Purpose of the Study:

  • To compare the complication rates of total thyroidectomy (TT) versus subtotal thyroidectomy (STT) in patients with bilateral benign thyroid disorders.
  • To evaluate operative time, hospital stay, and long-term outcomes including recurrence and incidental malignancies for both surgical approaches.

Main Methods:

  • A comparative study involving sixty patients with benign goiter.
  • Thirty-two patients underwent total thyroidectomy (TT), and twenty-eight patients underwent subtotal thyroidectomy (STT).
  • Data collected included indications for surgery, operative time, hospital stay, and postoperative complications.

Main Results:

  • Transient recurrent laryngeal nerve (RLN) palsy occurred in 6.25% of TT patients and 3.57% of STT patients.
  • Temporary hypoparathyroidism was observed in 9.38% of TT patients versus 7.14% of STT patients.
  • Permanent complications were rare, with one case of permanent RLN palsy and hypoparathyroidism in the TT group; no permanent complications occurred in the STT group.

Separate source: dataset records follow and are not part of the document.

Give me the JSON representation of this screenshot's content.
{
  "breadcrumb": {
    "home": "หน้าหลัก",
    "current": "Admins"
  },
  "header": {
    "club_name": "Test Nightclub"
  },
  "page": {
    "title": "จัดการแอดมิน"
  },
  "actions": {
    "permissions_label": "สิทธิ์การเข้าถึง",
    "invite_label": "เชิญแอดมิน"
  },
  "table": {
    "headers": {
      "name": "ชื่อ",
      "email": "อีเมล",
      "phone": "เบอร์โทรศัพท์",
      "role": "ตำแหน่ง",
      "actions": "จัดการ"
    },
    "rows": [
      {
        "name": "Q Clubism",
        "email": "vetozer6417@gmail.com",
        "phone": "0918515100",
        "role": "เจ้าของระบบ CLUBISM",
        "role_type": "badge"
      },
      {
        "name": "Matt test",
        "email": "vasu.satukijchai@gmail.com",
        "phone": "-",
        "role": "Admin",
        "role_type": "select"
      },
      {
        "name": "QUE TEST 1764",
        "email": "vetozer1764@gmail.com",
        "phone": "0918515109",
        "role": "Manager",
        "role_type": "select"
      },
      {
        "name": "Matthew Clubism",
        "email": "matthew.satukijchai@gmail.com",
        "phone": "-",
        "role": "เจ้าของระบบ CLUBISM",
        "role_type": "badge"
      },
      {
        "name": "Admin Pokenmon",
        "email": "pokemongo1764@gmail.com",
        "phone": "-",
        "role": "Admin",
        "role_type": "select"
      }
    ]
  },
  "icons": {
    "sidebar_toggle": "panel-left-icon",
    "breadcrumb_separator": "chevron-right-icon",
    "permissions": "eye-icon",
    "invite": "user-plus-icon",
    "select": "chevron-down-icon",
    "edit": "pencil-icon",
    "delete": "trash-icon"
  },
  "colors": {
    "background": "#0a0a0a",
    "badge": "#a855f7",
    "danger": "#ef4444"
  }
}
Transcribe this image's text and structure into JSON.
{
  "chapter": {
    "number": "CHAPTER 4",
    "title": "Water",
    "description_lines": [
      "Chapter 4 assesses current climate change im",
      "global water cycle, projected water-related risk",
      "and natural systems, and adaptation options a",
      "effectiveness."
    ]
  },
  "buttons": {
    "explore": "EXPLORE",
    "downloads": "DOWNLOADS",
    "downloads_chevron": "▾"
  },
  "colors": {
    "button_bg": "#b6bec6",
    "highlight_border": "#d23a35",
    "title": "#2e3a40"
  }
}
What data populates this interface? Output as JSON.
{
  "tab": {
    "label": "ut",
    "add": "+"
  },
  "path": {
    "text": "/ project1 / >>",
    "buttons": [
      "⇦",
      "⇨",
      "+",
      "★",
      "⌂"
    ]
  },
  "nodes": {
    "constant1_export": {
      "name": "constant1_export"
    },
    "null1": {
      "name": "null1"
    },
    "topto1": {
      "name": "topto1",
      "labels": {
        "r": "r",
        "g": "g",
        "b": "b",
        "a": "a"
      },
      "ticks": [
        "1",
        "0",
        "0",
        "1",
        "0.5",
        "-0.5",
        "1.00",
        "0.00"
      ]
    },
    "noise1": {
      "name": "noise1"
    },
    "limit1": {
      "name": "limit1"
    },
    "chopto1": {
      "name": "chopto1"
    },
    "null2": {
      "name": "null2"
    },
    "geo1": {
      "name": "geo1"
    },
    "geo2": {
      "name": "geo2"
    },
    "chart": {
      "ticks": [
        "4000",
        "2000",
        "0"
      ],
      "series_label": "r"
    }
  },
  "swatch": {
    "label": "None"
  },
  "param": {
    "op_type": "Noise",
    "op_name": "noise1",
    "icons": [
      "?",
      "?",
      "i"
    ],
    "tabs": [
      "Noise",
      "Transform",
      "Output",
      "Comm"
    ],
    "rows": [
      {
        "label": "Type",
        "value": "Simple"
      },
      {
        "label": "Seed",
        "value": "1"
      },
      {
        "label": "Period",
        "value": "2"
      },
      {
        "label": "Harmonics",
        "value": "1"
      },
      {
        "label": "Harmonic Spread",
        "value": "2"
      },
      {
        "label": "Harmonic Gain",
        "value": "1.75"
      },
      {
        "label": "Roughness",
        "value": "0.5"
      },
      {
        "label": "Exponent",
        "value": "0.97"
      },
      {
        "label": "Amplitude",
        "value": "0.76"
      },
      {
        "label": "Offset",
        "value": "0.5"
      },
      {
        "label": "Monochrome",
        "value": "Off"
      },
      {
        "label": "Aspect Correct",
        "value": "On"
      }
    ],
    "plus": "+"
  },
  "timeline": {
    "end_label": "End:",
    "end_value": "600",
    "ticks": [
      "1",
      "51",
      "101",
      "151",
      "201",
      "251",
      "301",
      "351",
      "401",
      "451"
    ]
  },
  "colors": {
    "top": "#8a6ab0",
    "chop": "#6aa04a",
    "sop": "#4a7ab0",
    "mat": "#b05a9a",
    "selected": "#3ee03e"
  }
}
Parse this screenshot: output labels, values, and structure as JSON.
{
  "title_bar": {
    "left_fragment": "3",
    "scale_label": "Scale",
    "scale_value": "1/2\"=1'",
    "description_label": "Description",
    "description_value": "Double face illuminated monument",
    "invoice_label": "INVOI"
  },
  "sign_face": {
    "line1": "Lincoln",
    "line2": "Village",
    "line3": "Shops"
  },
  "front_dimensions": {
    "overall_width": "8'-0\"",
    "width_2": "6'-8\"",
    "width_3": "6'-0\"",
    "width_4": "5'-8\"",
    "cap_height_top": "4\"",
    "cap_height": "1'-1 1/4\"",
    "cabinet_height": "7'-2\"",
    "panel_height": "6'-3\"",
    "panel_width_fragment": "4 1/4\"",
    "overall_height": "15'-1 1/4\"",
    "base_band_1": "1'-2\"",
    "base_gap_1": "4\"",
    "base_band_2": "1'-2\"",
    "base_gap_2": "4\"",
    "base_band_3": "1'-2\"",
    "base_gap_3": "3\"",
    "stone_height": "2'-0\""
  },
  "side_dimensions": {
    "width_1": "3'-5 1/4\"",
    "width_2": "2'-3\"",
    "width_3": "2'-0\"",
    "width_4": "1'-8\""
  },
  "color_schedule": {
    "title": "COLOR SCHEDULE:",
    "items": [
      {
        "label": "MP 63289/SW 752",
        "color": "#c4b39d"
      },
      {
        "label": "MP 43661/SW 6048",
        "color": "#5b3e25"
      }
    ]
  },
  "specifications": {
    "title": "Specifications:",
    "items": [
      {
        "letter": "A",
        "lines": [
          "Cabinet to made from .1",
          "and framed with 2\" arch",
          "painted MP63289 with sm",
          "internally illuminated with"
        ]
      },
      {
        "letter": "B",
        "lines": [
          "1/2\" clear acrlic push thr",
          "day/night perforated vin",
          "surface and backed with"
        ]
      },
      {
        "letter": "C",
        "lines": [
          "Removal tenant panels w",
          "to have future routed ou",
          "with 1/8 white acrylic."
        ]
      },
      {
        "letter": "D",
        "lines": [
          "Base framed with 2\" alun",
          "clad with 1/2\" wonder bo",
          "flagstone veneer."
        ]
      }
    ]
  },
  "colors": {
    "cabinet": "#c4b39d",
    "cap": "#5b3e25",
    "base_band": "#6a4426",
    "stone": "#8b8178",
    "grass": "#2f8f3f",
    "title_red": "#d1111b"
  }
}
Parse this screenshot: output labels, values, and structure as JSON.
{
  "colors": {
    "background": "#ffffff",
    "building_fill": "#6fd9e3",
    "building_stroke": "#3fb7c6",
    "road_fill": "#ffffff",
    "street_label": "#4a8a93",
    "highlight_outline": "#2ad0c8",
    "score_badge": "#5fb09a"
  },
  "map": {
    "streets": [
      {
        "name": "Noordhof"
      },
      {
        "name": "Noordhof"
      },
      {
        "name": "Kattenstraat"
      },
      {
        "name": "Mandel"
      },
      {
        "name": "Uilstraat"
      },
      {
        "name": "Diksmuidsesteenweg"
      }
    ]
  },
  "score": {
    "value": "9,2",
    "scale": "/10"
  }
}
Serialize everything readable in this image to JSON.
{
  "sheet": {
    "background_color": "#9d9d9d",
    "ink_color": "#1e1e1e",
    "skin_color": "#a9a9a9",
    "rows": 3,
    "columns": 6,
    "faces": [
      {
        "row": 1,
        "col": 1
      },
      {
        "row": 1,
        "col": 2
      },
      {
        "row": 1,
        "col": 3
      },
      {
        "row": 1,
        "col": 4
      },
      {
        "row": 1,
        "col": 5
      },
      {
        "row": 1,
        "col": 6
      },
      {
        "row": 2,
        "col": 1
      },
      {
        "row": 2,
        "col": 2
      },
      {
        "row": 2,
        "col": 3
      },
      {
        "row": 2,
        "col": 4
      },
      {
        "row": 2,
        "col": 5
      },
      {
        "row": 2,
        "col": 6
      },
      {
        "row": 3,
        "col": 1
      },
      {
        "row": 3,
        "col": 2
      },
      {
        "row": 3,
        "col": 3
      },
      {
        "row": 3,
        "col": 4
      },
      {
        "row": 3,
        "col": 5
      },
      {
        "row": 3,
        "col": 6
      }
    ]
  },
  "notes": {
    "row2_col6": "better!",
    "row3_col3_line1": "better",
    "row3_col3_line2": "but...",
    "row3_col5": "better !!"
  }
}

Goiter recurrence was noted in 7.14% of STT patients, and incidental malignancies were found in both groups.

Conclusions:

  • Total thyroidectomy (TT) is a suitable surgical option for bilateral benign thyroid disease, demonstrating comparable complication rates, operative time, and hospital stay to subtotal thyroidectomy (STT).
  • TT provides a definitive cure, eliminating the risk of goiter recurrence.
  • TT also allows for the detection and management of incidental thyroid malignancies, which may be missed with STT.